Mis en dehors de la prison, sauvé par quelques dialectes. Evidement. Ces raclures espérant la bonté du monde. “Ils s’arrangent pour empêcher les suicides. C’est un bordel d’paperasses pour l’administration.” Véracité du propos. Suicide toujours emmerdant. Dossiers qu'il faut monter, prouver que la responsabilité n'est pas d'autrui. “J’dois supposer qu’un psy a trouvé bon d’vous sortir du trou ?” Connards endimanchés de leur langue foisonnant la palabre fallacieuse. Jamais appréciés. Fouilles-merde.  

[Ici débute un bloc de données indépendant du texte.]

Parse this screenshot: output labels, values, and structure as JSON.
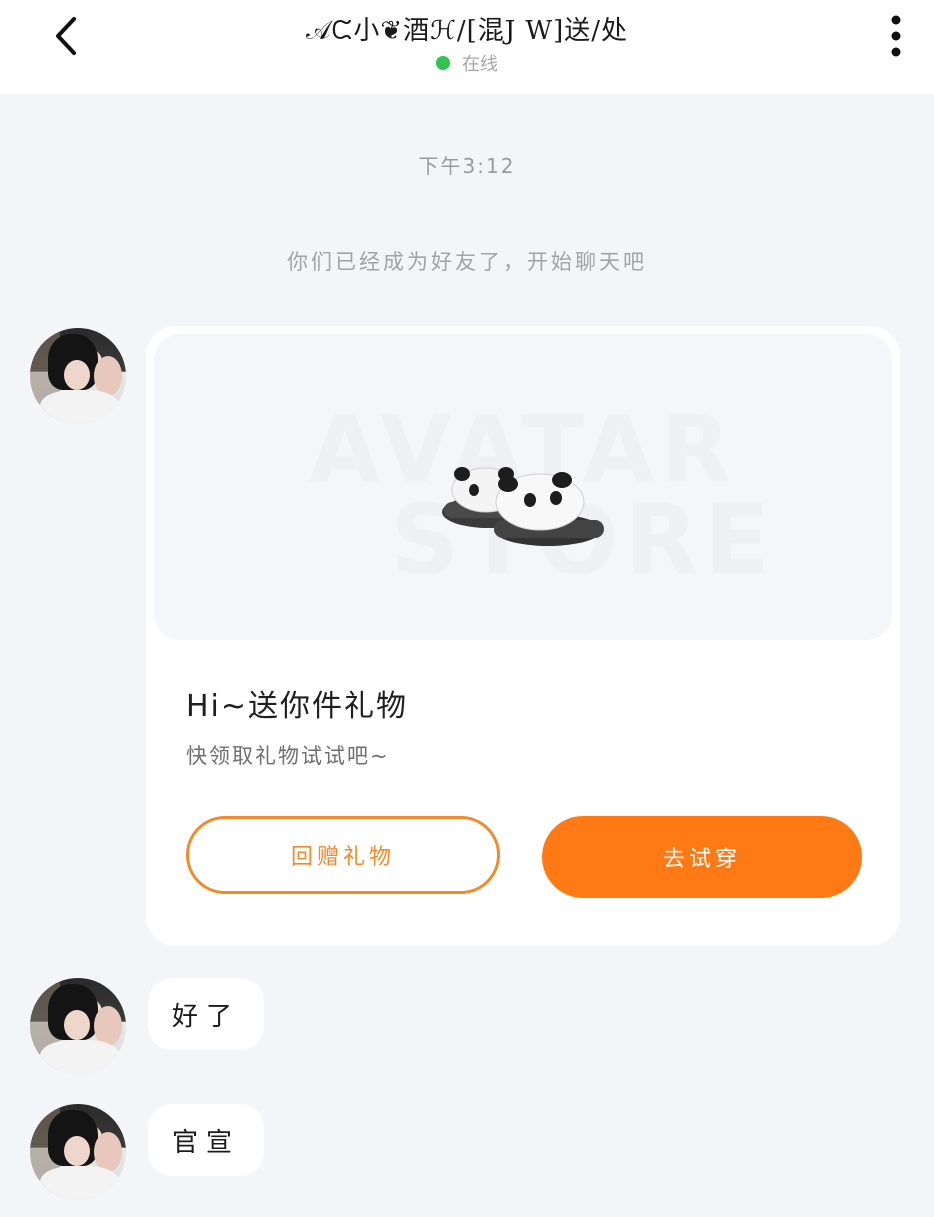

Survient l'inattendu. Esbroufe du chiot. “Pardon ? J’dois débusquer l’sous-entendu ?” Buste en avant. Babines appelant la violence. Giacomo ne se détourne pas, continue de lorgner à la trogne d'un courage apparu par enchantement. “Lorenzo. J’espère qu’aujourd’hui t’as tes menottes, j’te répète que c’pas un jouet pour enfermer ta femelle.” L'un des mioches interpellés. “Coffre-moi ce mec." Protestation que voudrait émettre le dénommé Lorenzo. Mots coupés d’œillades furieuses, billes appelant à la soumission humaine. Au bonheur d’abuser d’une posture d’alpha “Quarante-huit heures à nager dans la pisse. On va s'amuser..."  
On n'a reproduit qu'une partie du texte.